L’ex-Yougoslavie et les accords de Dayton en 1995 nous rappellent que la guerre en Europe ne s’est pas arrêtée en 1945. « En 2023, au matin du 11 juillet, comme tous les ans, une cérémonie commémorative s’est tenue au mémorial du massacre de Srebrenica, sur le site de Potočari, où se tenait l’ancienne base des casques bleus néerlandais. » (p. 126). Pour mémoire, 8 372 hommes et adolescents ont perdu la vie. Les Casques bleus de la Forpronu ne parviennent pas à empêcher les massacres. Des centaines de civils musulmans sont sans défense contre l’armée serbe. « Un pays, deux entités, trois peuples parlant peu ou prou la même langue, mais ne pratiquant pas la même religion. […] On savait bien que c’était trop compliqué. » (p. 124). Une paix fragile existe depuis en Bosnie-Herzégovine. Fragile, soumise à la pression constante des nationalistes serbes. Faire la paix ? Bien sûr. Les peuples en ont besoin. Une obligation pour sortir de la guerre.

Mais en 1992, au cœur des Alpes, la guerre de Bolzano n’a pas eu lieu. Bolzano ? Une petite ville (Haut-Adige pour les Italiens, Sud-Tyrol pour les Autrichiens) à la frontière nord de l’Italie. Saxons ou Latins, les habitants de ce petit territoire ? Après la première guerre mondiale, on italianise cette région, mais bien entendu, ça ne plaît pas à tout le monde. À la sortie de la deuxième guerre, en 1945, les alliés sont face à un choix impossible. Rattacher le sud-Tyrol à l’Autriche ? Impossible après la défaite du nazisme. L’Autriche est encore occupée par les alliés. Une solution de compromis émerge : accorder à la province une large autonomie, sans remettre en discussion la souveraineté italienne. Un accord est signé entre l’Italie et l’Autriche en 1946. En 1955, lorsque l’Autriche retrouve sa pleine souveraineté, la situation se tend. Un climat de quasi occupation militaire par Rome se met en place. Mais un homme, Silvio Magnago, joue intelligemment la carte régionale. Trieste plutôt que Rome.
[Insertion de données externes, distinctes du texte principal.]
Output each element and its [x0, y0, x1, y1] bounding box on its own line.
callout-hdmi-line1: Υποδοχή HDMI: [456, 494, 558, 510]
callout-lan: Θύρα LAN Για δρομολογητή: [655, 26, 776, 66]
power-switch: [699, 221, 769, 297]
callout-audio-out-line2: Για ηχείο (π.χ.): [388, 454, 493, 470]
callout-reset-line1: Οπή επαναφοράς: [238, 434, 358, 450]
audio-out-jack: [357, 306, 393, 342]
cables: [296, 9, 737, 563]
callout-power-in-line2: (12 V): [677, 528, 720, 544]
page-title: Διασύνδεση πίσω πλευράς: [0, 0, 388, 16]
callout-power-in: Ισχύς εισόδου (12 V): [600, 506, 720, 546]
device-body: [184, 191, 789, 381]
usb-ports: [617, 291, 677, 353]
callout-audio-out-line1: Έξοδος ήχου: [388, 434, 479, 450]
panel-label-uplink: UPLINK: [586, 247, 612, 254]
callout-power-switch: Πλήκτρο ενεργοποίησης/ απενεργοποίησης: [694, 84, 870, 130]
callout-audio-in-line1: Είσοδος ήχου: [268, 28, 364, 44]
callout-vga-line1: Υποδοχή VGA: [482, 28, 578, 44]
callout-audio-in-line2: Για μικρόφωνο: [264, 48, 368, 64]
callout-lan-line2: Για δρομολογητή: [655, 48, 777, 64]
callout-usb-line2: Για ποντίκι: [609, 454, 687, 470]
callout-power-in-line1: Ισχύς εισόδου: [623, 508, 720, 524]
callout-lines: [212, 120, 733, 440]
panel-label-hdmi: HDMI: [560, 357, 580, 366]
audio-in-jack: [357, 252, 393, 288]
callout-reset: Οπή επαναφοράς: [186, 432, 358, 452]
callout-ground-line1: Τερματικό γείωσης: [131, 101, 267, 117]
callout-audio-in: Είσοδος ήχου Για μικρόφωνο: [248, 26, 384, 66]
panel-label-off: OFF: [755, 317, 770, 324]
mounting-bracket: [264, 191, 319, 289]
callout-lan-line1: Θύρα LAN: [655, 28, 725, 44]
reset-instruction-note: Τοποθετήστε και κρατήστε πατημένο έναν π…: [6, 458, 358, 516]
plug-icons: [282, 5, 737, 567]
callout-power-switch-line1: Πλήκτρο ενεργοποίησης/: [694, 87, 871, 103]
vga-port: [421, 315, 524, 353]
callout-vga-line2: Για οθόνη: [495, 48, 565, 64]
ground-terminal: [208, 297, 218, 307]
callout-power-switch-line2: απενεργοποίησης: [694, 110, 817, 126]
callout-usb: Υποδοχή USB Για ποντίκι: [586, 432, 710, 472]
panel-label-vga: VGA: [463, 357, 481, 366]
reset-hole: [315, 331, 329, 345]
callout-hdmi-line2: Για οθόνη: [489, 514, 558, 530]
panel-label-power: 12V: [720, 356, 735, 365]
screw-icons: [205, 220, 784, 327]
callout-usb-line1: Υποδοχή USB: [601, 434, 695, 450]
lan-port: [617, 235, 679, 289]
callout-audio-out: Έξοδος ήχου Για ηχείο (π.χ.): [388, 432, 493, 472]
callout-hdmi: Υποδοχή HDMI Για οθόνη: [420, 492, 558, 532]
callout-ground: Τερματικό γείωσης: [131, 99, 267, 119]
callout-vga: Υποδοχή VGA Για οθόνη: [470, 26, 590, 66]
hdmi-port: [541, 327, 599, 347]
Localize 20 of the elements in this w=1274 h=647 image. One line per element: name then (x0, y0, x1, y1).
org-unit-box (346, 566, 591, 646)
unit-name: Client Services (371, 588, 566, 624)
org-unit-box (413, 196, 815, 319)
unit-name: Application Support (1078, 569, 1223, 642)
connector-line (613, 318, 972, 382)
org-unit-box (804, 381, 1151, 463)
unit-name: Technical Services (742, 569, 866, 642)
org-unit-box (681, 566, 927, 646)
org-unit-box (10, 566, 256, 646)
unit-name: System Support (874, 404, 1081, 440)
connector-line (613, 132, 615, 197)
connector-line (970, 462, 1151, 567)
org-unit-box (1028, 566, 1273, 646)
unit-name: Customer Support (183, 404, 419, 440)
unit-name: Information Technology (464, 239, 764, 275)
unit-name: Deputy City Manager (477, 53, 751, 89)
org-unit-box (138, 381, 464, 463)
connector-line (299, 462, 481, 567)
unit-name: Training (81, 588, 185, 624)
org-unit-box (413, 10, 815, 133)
L’équilibre est fragile, mais la petite province perdue au cœur des Dolomites, qui avait tout pour devenir un enfer – Irlande du Nord, Kosovo – a trouvé la paix jusqu’à présent. « Les guerres évitées ne font pas de bruit, aussi les hommes qui parviennent à empêcher que le sang coule sont-ils souvent oubliés des livres d’histoire » (p. 129).

S’installer à Bolzano ? Pas nécessaire, évidemment. Par contre, pour faire la paix, le plus simple et le plus utile reste de ne pas faire la guerre. C’est notre credo à l’Observatoire des armements, et ce petit livre le confirme.